New York State Comptroller Thomas P. DiNapoli today announced the following local government audits were issued.
Fort Hunter Fire District – Capital Reserve Funds (Montgomery County)
The board did not properly manage the district’s three capital reserve funds. As a result, the board reduced its transparency of financial operations, and the public did not have an opportunity to exercise its rights to approve reserves by a vote. The board also did not properly establish the equipment capital reserve fund, develop a multiyear capital plan or clearly identify the source of funding for the capital reserves as a part of the budgeting process.
Hamlin Morton Walker Fire District – Pumper Truck Procurement (Monroe County)
The board did not procure a $748,676 pumper truck in accordance with statutory requirements and good business practices. As a result, officials have less assurance that the purchase was made in the most prudent and economical manner. District officials could not show they sought competition or properly used a valid exception to the competitive bidding requirements.
Upper Jay Fire District – Board Oversight (Essex County)
The board did not provide adequate oversight of district financial activities, which hindered its ability to monitor financial operations and increased the risk that improper claims could be paid. In addition, the board, as a whole, did not audit and approve claims for 57 check disbursements totaling $37,561 before payment and did not audit the treasurer’s 2021 records. While the treasurer is required to sign all checks, she signed only six of the 247 checks issued by the district during the audit period, and the remaining checks were signed by the chairman of the board or the commissioner. Also, the treasurer did not provide the board with monthly budget status reports.

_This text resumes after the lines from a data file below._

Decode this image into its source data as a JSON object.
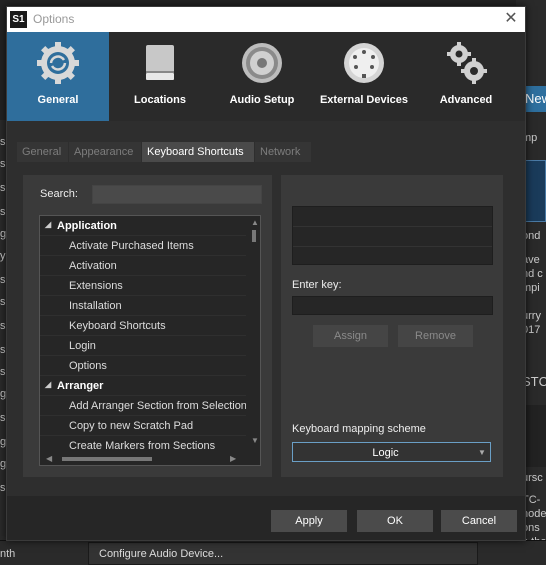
{
  "window": {
    "title": "Options",
    "app_icon": "S1"
  },
  "categories": [
    {
      "label": "General",
      "icon": "gear-refresh-icon",
      "active": true
    },
    {
      "label": "Locations",
      "icon": "drive-icon",
      "active": false
    },
    {
      "label": "Audio Setup",
      "icon": "speaker-icon",
      "active": false
    },
    {
      "label": "External Devices",
      "icon": "midi-connector-icon",
      "active": false
    },
    {
      "label": "Advanced",
      "icon": "gears-icon",
      "active": false
    }
  ],
  "subtabs": [
    {
      "label": "General",
      "active": false
    },
    {
      "label": "Appearance",
      "active": false
    },
    {
      "label": "Keyboard Shortcuts",
      "active": true
    },
    {
      "label": "Network",
      "active": false
    }
  ],
  "shortcuts": {
    "search_label": "Search:",
    "search_value": "",
    "tree": [
      {
        "label": "Application",
        "group": true
      },
      {
        "label": "Activate Purchased Items",
        "group": false
      },
      {
        "label": "Activation",
        "group": false
      },
      {
        "label": "Extensions",
        "group": false
      },
      {
        "label": "Installation",
        "group": false
      },
      {
        "label": "Keyboard Shortcuts",
        "group": false
      },
      {
        "label": "Login",
        "group": false
      },
      {
        "label": "Options",
        "group": false
      },
      {
        "label": "Arranger",
        "group": true
      },
      {
        "label": "Add Arranger Section from Selection",
        "group": false
      },
      {
        "label": "Copy to new Scratch Pad",
        "group": false
      },
      {
        "label": "Create Markers from Sections",
        "group": false
      }
    ],
    "enter_key_label": "Enter key:",
    "assign_label": "Assign",
    "remove_label": "Remove",
    "scheme_label": "Keyboard mapping scheme",
    "scheme_value": "Logic"
  },
  "footer": {
    "apply": "Apply",
    "ok": "OK",
    "cancel": "Cancel"
  },
  "background": {
    "bottom_left": "nth",
    "bottom_mid": "Configure Audio Device...",
    "right_news": "New",
    "right_lines": [
      "mp",
      "ond",
      "ave",
      "nd c",
      "mpi",
      "urry",
      "017",
      "STC",
      "ursc",
      "TC-",
      "node",
      "ons",
      "o the",
      "node"
    ],
    "left_lines": [
      "s",
      "s",
      "s",
      "s",
      "g",
      "y",
      "s",
      "s",
      "s",
      "s",
      "s",
      "g",
      "s",
      "g",
      "g",
      "s"
    ]
  },
  "colors": {
    "accent": "#2f6e9c",
    "window_bg": "#262626",
    "panel_bg": "#3a3a3a"
  }
}
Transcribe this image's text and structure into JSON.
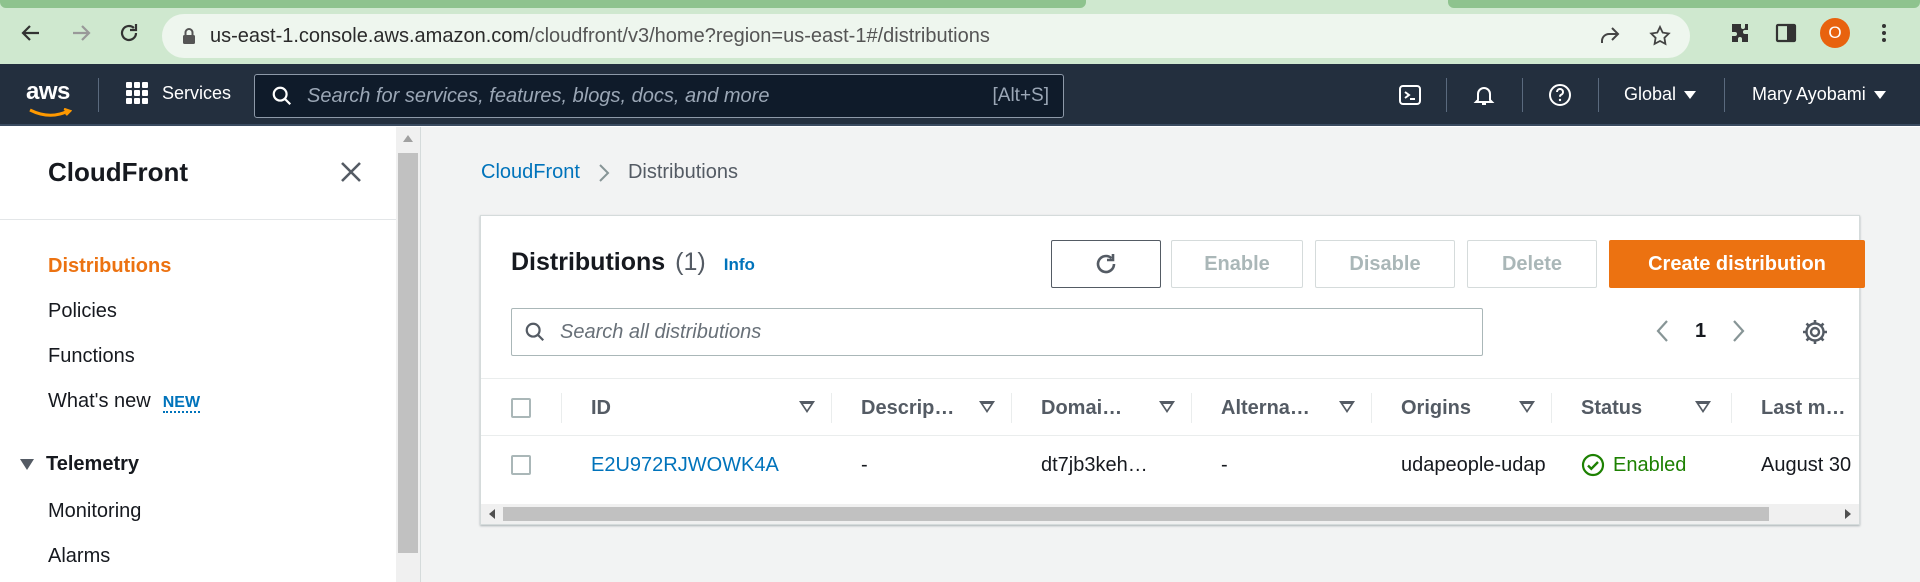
{
  "browser": {
    "url_host": "us-east-1.console.aws.amazon.com",
    "url_path": "/cloudfront/v3/home?region=us-east-1#/distributions",
    "profile_initial": "O"
  },
  "aws_nav": {
    "logo_text": "aws",
    "services_label": "Services",
    "search_placeholder": "Search for services, features, blogs, docs, and more",
    "search_shortcut": "[Alt+S]",
    "region_label": "Global",
    "user_label": "Mary Ayobami"
  },
  "sidebar": {
    "title": "CloudFront",
    "items": [
      {
        "label": "Distributions",
        "active": true
      },
      {
        "label": "Policies"
      },
      {
        "label": "Functions"
      },
      {
        "label": "What's new",
        "badge": "NEW"
      }
    ],
    "group": {
      "label": "Telemetry",
      "items": [
        {
          "label": "Monitoring"
        },
        {
          "label": "Alarms"
        }
      ]
    }
  },
  "breadcrumb": {
    "root": "CloudFront",
    "current": "Distributions"
  },
  "panel": {
    "title": "Distributions",
    "count": "(1)",
    "info_label": "Info",
    "buttons": {
      "enable": "Enable",
      "disable": "Disable",
      "delete": "Delete",
      "create": "Create distribution"
    },
    "search_placeholder": "Search all distributions",
    "page_number": "1"
  },
  "table": {
    "columns": [
      "ID",
      "Descrip…",
      "Domai…",
      "Alterna…",
      "Origins",
      "Status",
      "Last m…"
    ],
    "rows": [
      {
        "id": "E2U972RJWOWK4A",
        "description": "-",
        "domain": "dt7jb3keh…",
        "alternate": "-",
        "origins": "udapeople-udap",
        "status": "Enabled",
        "last_modified": "August 30"
      }
    ]
  },
  "colors": {
    "aws_nav_bg": "#232f3e",
    "primary_orange": "#ec7211",
    "link_blue": "#0073bb",
    "status_green": "#1d8102"
  }
}
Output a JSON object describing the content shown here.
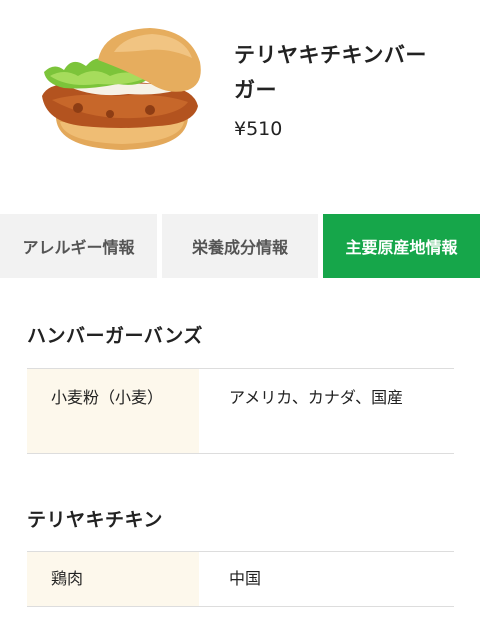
{
  "product": {
    "name": "テリヤキチキンバーガー",
    "price": "¥510"
  },
  "tabs": [
    {
      "label": "アレルギー情報",
      "active": false
    },
    {
      "label": "栄養成分情報",
      "active": false
    },
    {
      "label": "主要原産地情報",
      "active": true
    }
  ],
  "sections": [
    {
      "title": "ハンバーガーバンズ",
      "rows": [
        {
          "ingredient": "小麦粉（小麦）",
          "origin": "アメリカ、カナダ、国産"
        }
      ]
    },
    {
      "title": "テリヤキチキン",
      "rows": [
        {
          "ingredient": "鶏肉",
          "origin": "中国"
        }
      ]
    }
  ],
  "colors": {
    "active_tab": "#16a64a",
    "inactive_tab": "#f2f2f2",
    "ingredient_cell": "#fdf8ec"
  }
}
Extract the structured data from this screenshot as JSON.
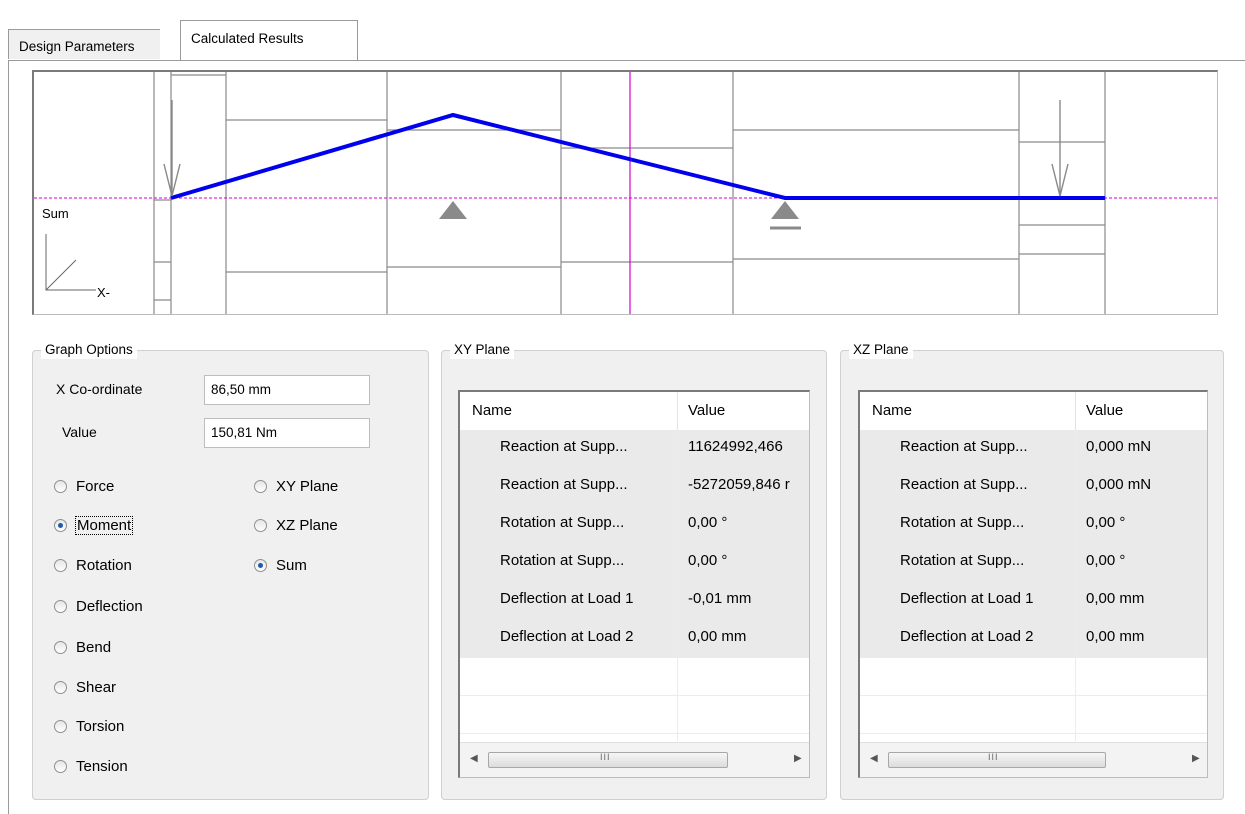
{
  "tabs": [
    {
      "label": "Design Parameters"
    },
    {
      "label": "Calculated Results"
    }
  ],
  "graph": {
    "axis_label": "Sum",
    "x_axis_label": "X-",
    "line_color": "#0000ee",
    "marker_color": "#d000d0"
  },
  "graph_options": {
    "title": "Graph Options",
    "x_coordinate_label": "X Co-ordinate",
    "x_coordinate_value": "86,50 mm",
    "value_label": "Value",
    "value_value": "150,81 Nm",
    "quantities": [
      {
        "label": "Force",
        "selected": false
      },
      {
        "label": "Moment",
        "selected": true
      },
      {
        "label": "Rotation",
        "selected": false
      },
      {
        "label": "Deflection",
        "selected": false
      },
      {
        "label": "Bend",
        "selected": false
      },
      {
        "label": "Shear",
        "selected": false
      },
      {
        "label": "Torsion",
        "selected": false
      },
      {
        "label": "Tension",
        "selected": false
      }
    ],
    "planes": [
      {
        "label": "XY Plane",
        "selected": false
      },
      {
        "label": "XZ Plane",
        "selected": false
      },
      {
        "label": "Sum",
        "selected": true
      }
    ]
  },
  "xy_plane": {
    "title": "XY Plane",
    "columns": [
      "Name",
      "Value"
    ],
    "rows": [
      {
        "name": "Reaction at Supp...",
        "value": "11624992,466"
      },
      {
        "name": "Reaction at Supp...",
        "value": "-5272059,846 r"
      },
      {
        "name": "Rotation at Supp...",
        "value": "0,00 °"
      },
      {
        "name": "Rotation at Supp...",
        "value": "0,00 °"
      },
      {
        "name": "Deflection at Load 1",
        "value": "-0,01 mm"
      },
      {
        "name": "Deflection at Load 2",
        "value": "0,00 mm"
      }
    ]
  },
  "xz_plane": {
    "title": "XZ Plane",
    "columns": [
      "Name",
      "Value"
    ],
    "rows": [
      {
        "name": "Reaction at Supp...",
        "value": "0,000 mN"
      },
      {
        "name": "Reaction at Supp...",
        "value": "0,000 mN"
      },
      {
        "name": "Rotation at Supp...",
        "value": "0,00 °"
      },
      {
        "name": "Rotation at Supp...",
        "value": "0,00 °"
      },
      {
        "name": "Deflection at Load 1",
        "value": "0,00 mm"
      },
      {
        "name": "Deflection at Load 2",
        "value": "0,00 mm"
      }
    ]
  },
  "scrollbar": {
    "grip": "III",
    "left_arrow": "◀",
    "right_arrow": "▶"
  }
}
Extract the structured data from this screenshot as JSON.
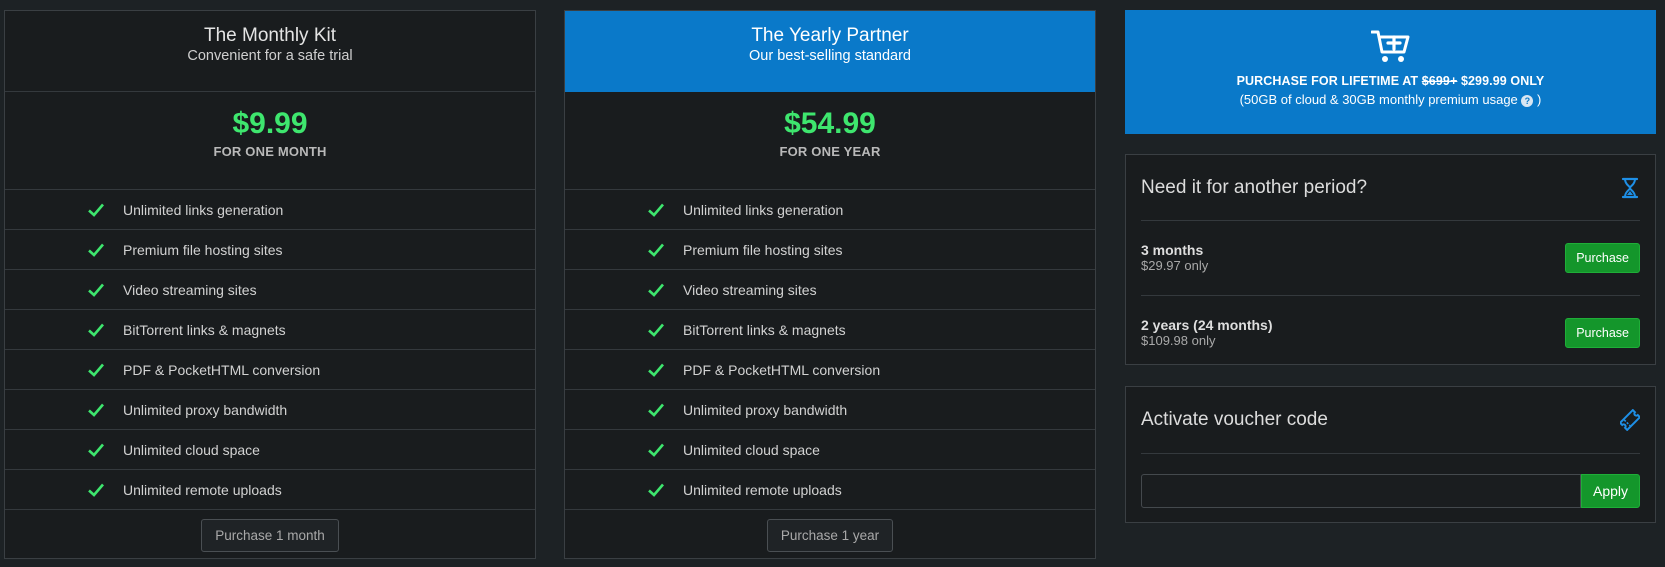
{
  "plans": [
    {
      "title": "The Monthly Kit",
      "subtitle": "Convenient for a safe trial",
      "price": "$9.99",
      "period": "FOR ONE MONTH",
      "features": [
        "Unlimited links generation",
        "Premium file hosting sites",
        "Video streaming sites",
        "BitTorrent links & magnets",
        "PDF & PocketHTML conversion",
        "Unlimited proxy bandwidth",
        "Unlimited cloud space",
        "Unlimited remote uploads"
      ],
      "button_label": "Purchase 1 month"
    },
    {
      "title": "The Yearly Partner",
      "subtitle": "Our best-selling standard",
      "price": "$54.99",
      "period": "FOR ONE YEAR",
      "features": [
        "Unlimited links generation",
        "Premium file hosting sites",
        "Video streaming sites",
        "BitTorrent links & magnets",
        "PDF & PocketHTML conversion",
        "Unlimited proxy bandwidth",
        "Unlimited cloud space",
        "Unlimited remote uploads"
      ],
      "button_label": "Purchase 1 year"
    }
  ],
  "lifetime": {
    "prefix": "PURCHASE FOR LIFETIME AT",
    "old_price": "$699+",
    "new_price": "$299.99 ONLY",
    "note_before": "(50GB of cloud & 30GB monthly premium usage",
    "note_after": ")",
    "help_glyph": "?",
    "icon": "cart-plus-icon"
  },
  "other_period": {
    "title": "Need it for another period?",
    "icon": "hourglass-icon",
    "options": [
      {
        "name": "3 months",
        "price": "$29.97 only",
        "button_label": "Purchase"
      },
      {
        "name": "2 years (24 months)",
        "price": "$109.98 only",
        "button_label": "Purchase"
      }
    ]
  },
  "voucher": {
    "title": "Activate voucher code",
    "icon": "ticket-icon",
    "input_value": "",
    "apply_label": "Apply"
  },
  "colors": {
    "accent_blue": "#0a79c9",
    "price_green": "#3ee66e",
    "button_green": "#14962b",
    "background": "#1d2225",
    "card": "#191c1e"
  }
}
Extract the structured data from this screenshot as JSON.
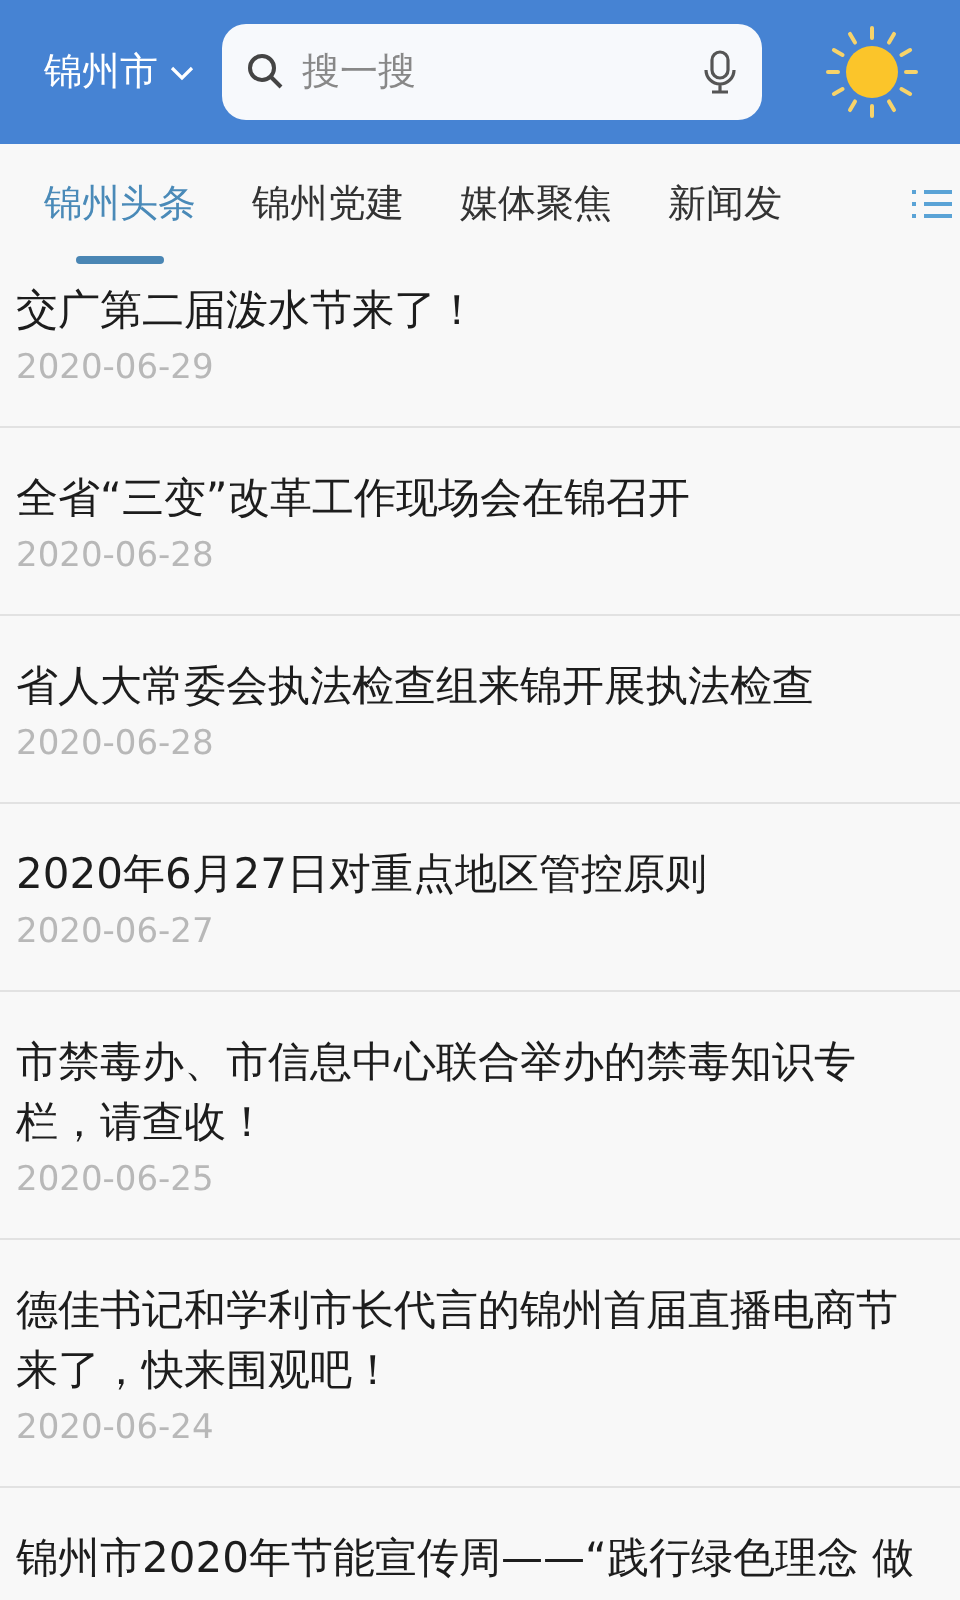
{
  "header": {
    "city": "锦州市",
    "search": {
      "placeholder": "搜一搜"
    }
  },
  "tabs": [
    {
      "label": "锦州头条",
      "selected": true
    },
    {
      "label": "锦州党建",
      "selected": false
    },
    {
      "label": "媒体聚焦",
      "selected": false
    },
    {
      "label": "新闻发",
      "selected": false
    }
  ],
  "articles": [
    {
      "title": "交广第二届泼水节来了！",
      "date": "2020-06-29"
    },
    {
      "title": "全省“三变”改革工作现场会在锦召开",
      "date": "2020-06-28"
    },
    {
      "title": "省人大常委会执法检查组来锦开展执法检查",
      "date": "2020-06-28"
    },
    {
      "title": "2020年6月27日对重点地区管控原则",
      "date": "2020-06-27"
    },
    {
      "title": "市禁毒办、市信息中心联合举办的禁毒知识专栏，请查收！",
      "date": "2020-06-25"
    },
    {
      "title": "德佳书记和学利市长代言的锦州首届直播电商节来了，快来围观吧！",
      "date": "2020-06-24"
    },
    {
      "title": "锦州市2020年节能宣传周——“践行绿色理念 做"
    }
  ]
}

Upper Jay Volunteer Fire Department – Financial Activities (Essex County)
Department officials did not ensure financial activities were properly recorded and reported and funds were safeguarded, which hindered their ability to make informed financial decisions and increased the risk that errors or irregularities could occur. The treasurer did not properly record all financial transactions or prepare the required annual reports. Bank reconciliations were not prepared monthly, 43 deposits totaling $33,918 were not supported by adequate documentation, and 63 disbursements totaling $23,585 were not approved before payment.